И правда – привез. Под каштаном обе тетки увивались вокруг некоего господина в светлом спортивном костюме. Богна с удивлением узнала Боровича.
– Эй! Эй! Господин Стефан! – крикнула она.
Он сорвался с места и двинулся к ним с салфеткой в руке. Богну охватило странное чувство: словно она оказалась в Ивановке много лет назад, словно они снова вместе, и только у него уже седеют волосы на висках, а она…
– Стефек! – обрадовался профессор. – Какой же добрый дух подсказал тебе приехать к нам? Приветствую, милый мой мальчик.
– Добрый день, господин профессор, добрый день, госпожа, – отвечал он, хотя под улыбкой его она заметила некое беспокойство.
– Ты что же, не мог нас предупредить? – упрекал его профессор Бжостовский.
– Я прибыл в Погорцы довольно неожиданно, – пояснил Борович. – У дядюшки Валерия были дела… мелиоративные… и я как раз решил их в министерстве сельского хозяйства… потому… теперь… воспользовался случаем… И дядя прихватил меня к вам.
– Как-то вы бледно выглядите, – заметила Богна.
– Я?… Нисколько, – запротестовал он. – Чувствую себя прекрасно.
– Отдохнешь и наберешься здесь сил, – заявил профессор. – Прекрасное лето. Надолго приехал?

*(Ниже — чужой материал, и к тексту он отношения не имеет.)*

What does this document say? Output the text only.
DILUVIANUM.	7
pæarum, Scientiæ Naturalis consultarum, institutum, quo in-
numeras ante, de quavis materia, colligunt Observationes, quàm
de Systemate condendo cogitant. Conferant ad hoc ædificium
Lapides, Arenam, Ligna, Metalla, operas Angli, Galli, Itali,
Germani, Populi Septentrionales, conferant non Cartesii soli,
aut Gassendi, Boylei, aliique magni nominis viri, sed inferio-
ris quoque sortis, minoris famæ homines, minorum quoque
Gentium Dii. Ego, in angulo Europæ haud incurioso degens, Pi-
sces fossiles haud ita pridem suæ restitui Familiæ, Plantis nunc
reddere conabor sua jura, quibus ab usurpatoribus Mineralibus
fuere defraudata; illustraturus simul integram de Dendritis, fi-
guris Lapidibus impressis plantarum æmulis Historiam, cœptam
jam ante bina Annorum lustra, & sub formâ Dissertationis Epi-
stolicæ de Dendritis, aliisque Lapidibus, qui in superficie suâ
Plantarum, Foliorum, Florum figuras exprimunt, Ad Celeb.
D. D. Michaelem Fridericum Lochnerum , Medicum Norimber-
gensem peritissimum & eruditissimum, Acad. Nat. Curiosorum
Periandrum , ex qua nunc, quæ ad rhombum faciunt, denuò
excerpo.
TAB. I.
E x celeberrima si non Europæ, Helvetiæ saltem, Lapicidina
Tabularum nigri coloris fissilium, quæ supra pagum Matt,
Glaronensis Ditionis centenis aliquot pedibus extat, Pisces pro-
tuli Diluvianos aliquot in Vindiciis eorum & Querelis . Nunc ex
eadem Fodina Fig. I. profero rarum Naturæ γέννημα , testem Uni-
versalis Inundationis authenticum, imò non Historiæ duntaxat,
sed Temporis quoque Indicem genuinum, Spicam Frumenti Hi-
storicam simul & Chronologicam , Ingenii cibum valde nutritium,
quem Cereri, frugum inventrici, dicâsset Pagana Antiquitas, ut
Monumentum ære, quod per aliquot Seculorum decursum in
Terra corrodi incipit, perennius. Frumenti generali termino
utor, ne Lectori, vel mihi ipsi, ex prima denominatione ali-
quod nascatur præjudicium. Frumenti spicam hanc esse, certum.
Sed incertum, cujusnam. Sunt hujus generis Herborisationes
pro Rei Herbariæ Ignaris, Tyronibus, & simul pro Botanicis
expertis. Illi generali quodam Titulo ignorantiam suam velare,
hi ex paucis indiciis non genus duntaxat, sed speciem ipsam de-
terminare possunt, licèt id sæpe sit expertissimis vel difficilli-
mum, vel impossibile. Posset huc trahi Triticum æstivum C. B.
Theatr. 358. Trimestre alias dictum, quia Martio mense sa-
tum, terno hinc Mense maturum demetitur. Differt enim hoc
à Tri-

– Увы, всего на один день.
Подошел и господин Валерий. Богна внимательно всматривалась в его суровое лицо в надежде найти объяснение странному поведению Боровича. Чувствовала – нет, знала со всей уверенностью, – что этот приезд, эта нервозность Стефана, эти его замечания насчет мелиорации скрывают нечто очень важное. Но черты лица господина Погорецкого не сказали ей ничего, а в глазах его она заметила те же проблески печали и страдания.
«Неужели господин Валерий, – думала она, – решился передать Стефану управление Погорцами?»
Но тут же отбросила эту мысль: во-первых, она слишком хорошо знала скептическое мнение Погорецкого о племяннике, а во-вторых, просто кожей чувствовала, что дело тут в ней, в ней лично.
Наконец они уселись обедать. Господин Валерий, который обычно ел только у себя, молча глядел на сады, кузен Бжостовский и тетки засыпали Боровича вопросами, профессор ел задумчиво.